Over the past 100 days, Australian crews have led a multinational airstrike that destroyed an ISIL bomb factory and uncovered a complex bunker system that they later attacked, according to Defence. The ATG also disrupted attempts to divert water from major dams and ensured that water flowed to where it was needed.
In addition to conducting combat air patrols, Australian F/A-18F Super Hornets have provided air support for the Iraqi security forces as they have fought to maintain control of infrastructure and key facilities across the country. And the ATG recently provided direct support for Kurdish ground forces.
Air Commodore Braz pointed out that the contribution under Operation OKRA extends beyond airstrikes, with the KC-30A Multi-Role Tanker Transport aircraft offloading almost 4,000 tonnes of fuel during this rotation.
“The Australian KC-30A tanker aircraft has been a crucial force-multiplier as it allows combat aircraft to remain over the combat zone through air-to-air refuelling,” he said. “The versatile Aussie tanker regularly refuels coalition as well as Australian aircraft.”
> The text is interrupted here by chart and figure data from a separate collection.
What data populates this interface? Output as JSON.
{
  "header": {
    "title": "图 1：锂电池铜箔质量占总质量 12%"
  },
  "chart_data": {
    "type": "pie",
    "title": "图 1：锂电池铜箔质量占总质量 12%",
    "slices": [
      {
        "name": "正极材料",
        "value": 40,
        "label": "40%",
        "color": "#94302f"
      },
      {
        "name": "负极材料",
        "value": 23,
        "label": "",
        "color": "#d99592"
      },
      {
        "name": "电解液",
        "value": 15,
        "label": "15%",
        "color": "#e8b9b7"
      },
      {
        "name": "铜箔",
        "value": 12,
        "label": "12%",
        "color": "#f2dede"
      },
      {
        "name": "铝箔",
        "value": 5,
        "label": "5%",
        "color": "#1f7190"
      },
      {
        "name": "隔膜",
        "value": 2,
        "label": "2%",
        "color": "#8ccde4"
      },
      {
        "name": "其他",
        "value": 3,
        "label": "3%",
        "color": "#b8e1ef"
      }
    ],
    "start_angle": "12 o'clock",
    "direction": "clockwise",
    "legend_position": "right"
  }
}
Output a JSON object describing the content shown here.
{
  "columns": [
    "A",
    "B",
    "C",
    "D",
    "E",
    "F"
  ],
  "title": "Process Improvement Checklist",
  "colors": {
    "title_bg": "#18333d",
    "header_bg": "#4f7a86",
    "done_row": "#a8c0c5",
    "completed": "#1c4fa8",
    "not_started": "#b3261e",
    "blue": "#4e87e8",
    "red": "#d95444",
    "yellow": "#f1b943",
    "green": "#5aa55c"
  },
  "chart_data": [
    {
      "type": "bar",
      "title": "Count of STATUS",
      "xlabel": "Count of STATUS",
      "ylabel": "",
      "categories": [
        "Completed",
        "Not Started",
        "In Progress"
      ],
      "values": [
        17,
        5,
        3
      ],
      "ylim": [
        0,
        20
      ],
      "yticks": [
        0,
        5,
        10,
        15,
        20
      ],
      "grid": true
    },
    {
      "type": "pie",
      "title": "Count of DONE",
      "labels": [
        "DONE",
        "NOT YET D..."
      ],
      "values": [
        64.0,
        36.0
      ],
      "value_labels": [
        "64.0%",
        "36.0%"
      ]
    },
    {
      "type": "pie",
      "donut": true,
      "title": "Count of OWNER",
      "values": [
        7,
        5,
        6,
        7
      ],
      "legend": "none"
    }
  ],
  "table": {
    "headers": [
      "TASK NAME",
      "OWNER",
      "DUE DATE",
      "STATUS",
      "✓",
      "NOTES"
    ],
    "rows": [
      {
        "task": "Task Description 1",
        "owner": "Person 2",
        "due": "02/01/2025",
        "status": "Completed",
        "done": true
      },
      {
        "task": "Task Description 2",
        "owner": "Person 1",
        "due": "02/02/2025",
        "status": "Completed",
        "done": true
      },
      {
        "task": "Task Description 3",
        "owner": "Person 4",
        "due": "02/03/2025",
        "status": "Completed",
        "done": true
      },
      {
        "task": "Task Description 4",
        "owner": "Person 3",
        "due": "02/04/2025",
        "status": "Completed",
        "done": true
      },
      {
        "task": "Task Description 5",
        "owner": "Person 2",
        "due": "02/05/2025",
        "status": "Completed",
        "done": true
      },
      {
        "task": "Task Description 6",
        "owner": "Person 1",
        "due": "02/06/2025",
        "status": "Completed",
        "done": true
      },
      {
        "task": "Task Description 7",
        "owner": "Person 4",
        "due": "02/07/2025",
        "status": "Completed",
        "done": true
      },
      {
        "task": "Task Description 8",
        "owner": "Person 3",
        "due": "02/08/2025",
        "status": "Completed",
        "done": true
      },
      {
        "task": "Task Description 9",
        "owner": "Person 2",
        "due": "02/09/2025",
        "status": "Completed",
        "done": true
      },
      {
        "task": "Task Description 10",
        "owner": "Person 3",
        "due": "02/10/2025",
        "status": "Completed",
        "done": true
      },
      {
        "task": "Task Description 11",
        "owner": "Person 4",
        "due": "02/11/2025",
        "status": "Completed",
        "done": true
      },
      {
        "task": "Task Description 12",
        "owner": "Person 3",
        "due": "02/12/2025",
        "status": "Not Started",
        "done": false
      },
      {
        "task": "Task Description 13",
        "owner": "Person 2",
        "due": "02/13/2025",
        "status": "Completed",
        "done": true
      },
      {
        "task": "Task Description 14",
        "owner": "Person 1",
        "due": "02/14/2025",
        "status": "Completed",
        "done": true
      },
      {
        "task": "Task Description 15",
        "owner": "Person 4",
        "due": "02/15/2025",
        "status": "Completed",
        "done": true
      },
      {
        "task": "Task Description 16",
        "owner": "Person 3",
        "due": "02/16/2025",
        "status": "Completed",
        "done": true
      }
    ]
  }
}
The E-7A Wedgetail airborne early warning and control (AEW&C) platform has responsibility for the command and control of all coalition aircraft within a battle management area that covers most of the airspace above Iraq.
Crews regularly manage more than 80 combat aircraft during a single mission, and the Wedgetail recently achieved the longest-ever Australian command-and-control air mission in a war zone at 16.3 hours, Defence said.